Pero no bastaría un simple minuto. El cansancio y el dolor de huesos, el pulso que empezaba a latir entre sus sienes…, aquello no desaparecería con una siestecilla. Así que Smin permaneció despierto. Se levantó, dejó el plato y se acercó a la puerta, porque había oído el ruido de un helicóptero aproximándose.

¿Podría ser que las Fuerzas Aéreas llegaran tan pronto?

No. Era un pequeño artefacto de dos plazas, similar al del general, y el hombre que bajó de él era el director de la central nuclear, T. M. Zaglodin. Habló deferentemente a Istvili, el hombre del Ministerio, antes de dirigirse a Smin.

—Bien, Simyon Mijailovitch —dijo, furioso—. ¡Me ausento unos días para resolver unos asuntos y menudo lío organiza!

Lo que el director tuviera que decir poco significaba para Smin. Zaglodin ya no contaba a la hora de tomar decisiones. No había estado presente cuando hubo que tomar las primeras, y ahora que los hombres de Moscú se encontraban allí, nada de lo que él o Smin pudieran decidir sería definitivo sin que los otros lo ratificaran. Smin no le hizo caso.

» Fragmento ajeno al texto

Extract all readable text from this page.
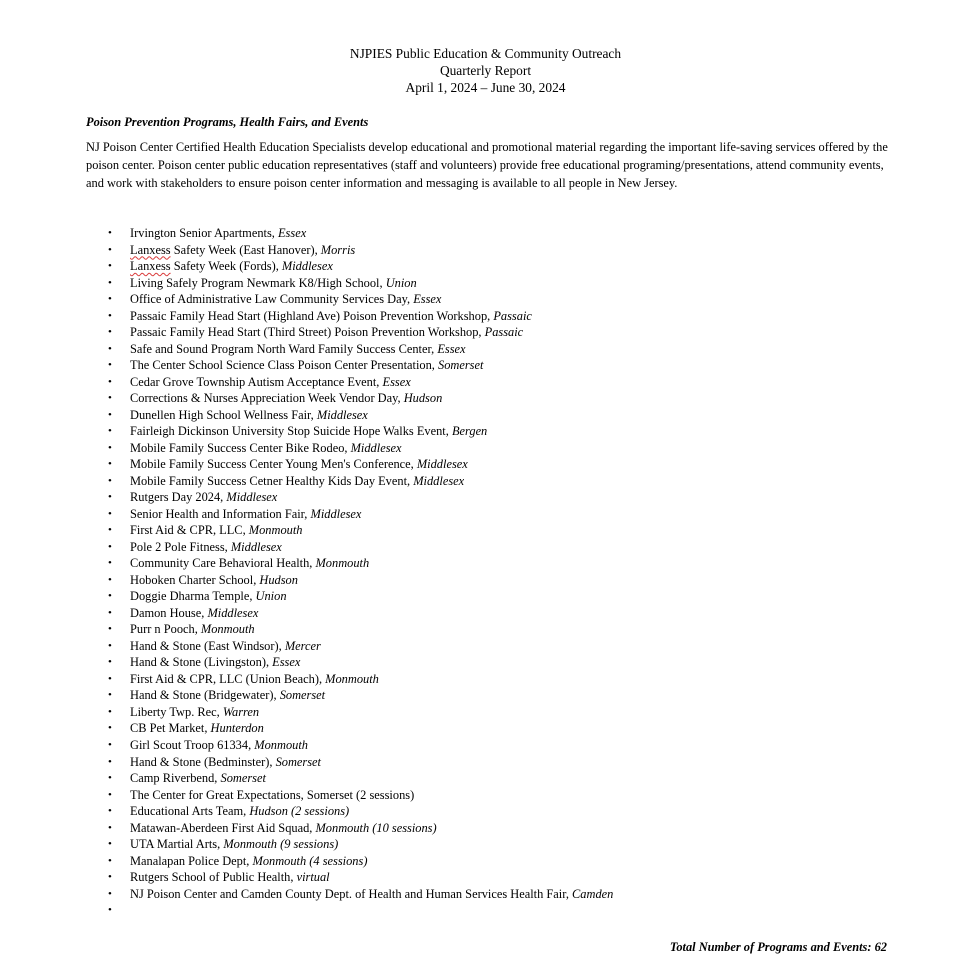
NJPIES Public Education & Community Outreach
Quarterly Report
April 1, 2024 – June 30, 2024
Poison Prevention Programs, Health Fairs, and Events

NJ Poison Center Certified Health Education Specialists develop educational and promotional material regarding the important life-saving services offered by the poison center. Poison center public education representatives (staff and volunteers) provide free educational programing/presentations, attend community events, and work with stakeholders to ensure poison center information and messaging is available to all people in New Jersey.

• Irvington Senior Apartments, Essex
• Lanxess Safety Week (East Hanover), Morris
• Lanxess Safety Week (Fords), Middlesex
• Living Safely Program Newmark K8/High School, Union
• Office of Administrative Law Community Services Day, Essex
• Passaic Family Head Start (Highland Ave) Poison Prevention Workshop, Passaic
• Passaic Family Head Start (Third Street) Poison Prevention Workshop, Passaic
• Safe and Sound Program North Ward Family Success Center, Essex
• The Center School Science Class Poison Center Presentation, Somerset
• Cedar Grove Township Autism Acceptance Event, Essex
• Corrections & Nurses Appreciation Week Vendor Day, Hudson
• Dunellen High School Wellness Fair, Middlesex
• Fairleigh Dickinson University Stop Suicide Hope Walks Event, Bergen
• Mobile Family Success Center Bike Rodeo, Middlesex
• Mobile Family Success Center Young Men's Conference, Middlesex
• Mobile Family Success Cetner Healthy Kids Day Event, Middlesex
• Rutgers Day 2024, Middlesex
• Senior Health and Information Fair, Middlesex
• First Aid & CPR, LLC, Monmouth
• Pole 2 Pole Fitness, Middlesex
• Community Care Behavioral Health, Monmouth
• Hoboken Charter School, Hudson
• Doggie Dharma Temple, Union
• Damon House, Middlesex
• Purr n Pooch, Monmouth
• Hand & Stone (East Windsor), Mercer
• Hand & Stone (Livingston), Essex
• First Aid & CPR, LLC (Union Beach), Monmouth
• Hand & Stone (Bridgewater), Somerset
• Liberty Twp. Rec, Warren
• CB Pet Market, Hunterdon
• Girl Scout Troop 61334, Monmouth
• Hand & Stone (Bedminster), Somerset
• Camp Riverbend, Somerset
• The Center for Great Expectations, Somerset (2 sessions)
• Educational Arts Team, Hudson (2 sessions)
• Matawan-Aberdeen First Aid Squad, Monmouth (10 sessions)
• UTA Martial Arts, Monmouth (9 sessions)
• Manalapan Police Dept, Monmouth (4 sessions)
• Rutgers School of Public Health, virtual
• NJ Poison Center and Camden County Dept. of Health and Human Services Health Fair, Camden
•
Total Number of Programs and Events: 62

—Camarada Istvili —dijo—. Exijo una decisión en la cuestión relativa a la urgente evacuación de Pripyat de todo el personal innecesario.

Pero Istvili alzó una mano.

—Los autobuses ya vienen —dijo. No parecía interesado en el tema. Miraba curiosamente a Smin—. Camarada director técnico, ¿qué le pasa en la cara?

Y Smin, tardíamente, notó que los pequeños puntos sensibles en las comisuras de su boca se habían ido haciendo más dolorosos, y cuando tocó uno de ellos no se sorprendió al ver que su dedo se humedecía con el fluido de una llaga abierta.